The retrospective design of this study results in several limitations. For example, comparison between pre- and post-interventional periods was not possible. The documentation of QM events, the dependent variable, was part of the intervention itself and had thus not been performed previously. To some extent, the observed decline in QM events may be due to learning effects. Importantly, both variable detail of the description in the MDC protocols and handwritten notes rendered the retrieval of some information challenging. Moreover, analysis of errors and related consequences based on medical records alone is limited, especially in ICU patients with complex conditions and is further limited by German data protection law. Our analysis therefore primarily focussed on measurable imaging-related errors.
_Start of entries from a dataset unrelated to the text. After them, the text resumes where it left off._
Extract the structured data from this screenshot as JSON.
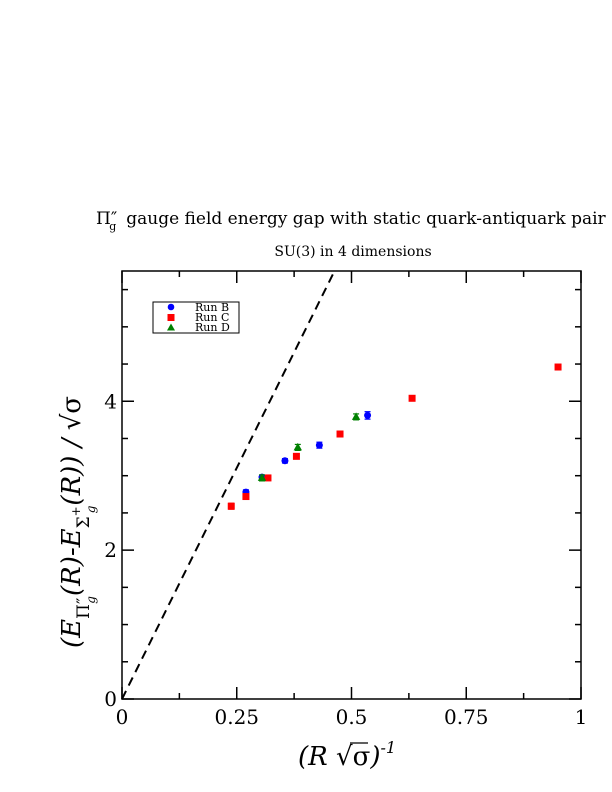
{
  "chart_data": {
    "type": "scatter",
    "title": "Π″g gauge field energy gap with static quark-antiquark pair",
    "title_parts": {
      "symbol": "Π",
      "primes": "″",
      "sub": "g",
      "rest": "gauge field energy gap with static quark-antiquark pair"
    },
    "subtitle": "SU(3) in 4 dimensions",
    "xlabel": "(R √σ)-1",
    "xlabel_parts": {
      "open": "(R ",
      "sqrt": "√",
      "sigma": "σ",
      "close": ")",
      "exp": "-1"
    },
    "ylabel": "(EΠ″g(R)-EΣ+g(R)) / √σ",
    "ylabel_parts": {
      "open": "(E",
      "pi": "Π″",
      "sub_g1": "g",
      "mid": "(R)-E",
      "sigma_plus": "Σ",
      "plus": "+",
      "sub_g2": "g",
      "close": "(R)) / ",
      "sqrt": "√",
      "sigma": "σ"
    },
    "xlim": [
      0,
      1
    ],
    "ylim": [
      0,
      5.75
    ],
    "x_ticks": [
      0,
      0.25,
      0.5,
      0.75,
      1
    ],
    "x_tick_labels": [
      "0",
      "0.25",
      "0.5",
      "0.75",
      "1"
    ],
    "y_ticks": [
      0,
      2,
      4
    ],
    "y_tick_labels": [
      "0",
      "2",
      "4"
    ],
    "legend_position": "top-left",
    "grid": false,
    "series": [
      {
        "name": "Run B",
        "color": "#0000ff",
        "marker": "circle",
        "x": [
          0.27,
          0.305,
          0.355,
          0.43,
          0.535
        ],
        "y": [
          2.78,
          2.98,
          3.2,
          3.41,
          3.81
        ],
        "err": [
          0.03,
          0.03,
          0.03,
          0.04,
          0.05
        ]
      },
      {
        "name": "Run C",
        "color": "#ff0000",
        "marker": "square",
        "x": [
          0.238,
          0.27,
          0.318,
          0.38,
          0.475,
          0.632,
          0.95
        ],
        "y": [
          2.59,
          2.72,
          2.97,
          3.26,
          3.56,
          4.04,
          4.46
        ],
        "err": [
          0.04,
          0.03,
          0.03,
          0.03,
          0.03,
          0.03,
          0.03
        ]
      },
      {
        "name": "Run D",
        "color": "#008000",
        "marker": "triangle",
        "x": [
          0.305,
          0.383,
          0.51
        ],
        "y": [
          2.97,
          3.38,
          3.79
        ],
        "err": [
          0.04,
          0.04,
          0.04
        ]
      }
    ],
    "reference_line": {
      "style": "dashed",
      "color": "#000000",
      "x": [
        0,
        0.463
      ],
      "y": [
        0,
        5.75
      ]
    }
  }
}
Besides, the time period analysed does not account for the emergence of the COVID-19 pandemic. Its possible impact is being investigated in an ongoing analysis and not within the scope of this manuscript.

Conclusion

To conclude, the implementation of a bilateral feedback mechanism between radiologists and ICU physicians is associated with a decrease in imaging-related QM events over time. Thus, multidisciplinary re-evaluation of diagnostic results can be seen as a good tool for timely identification of errors. Further research should elucidate the consequences of QM events in more detail.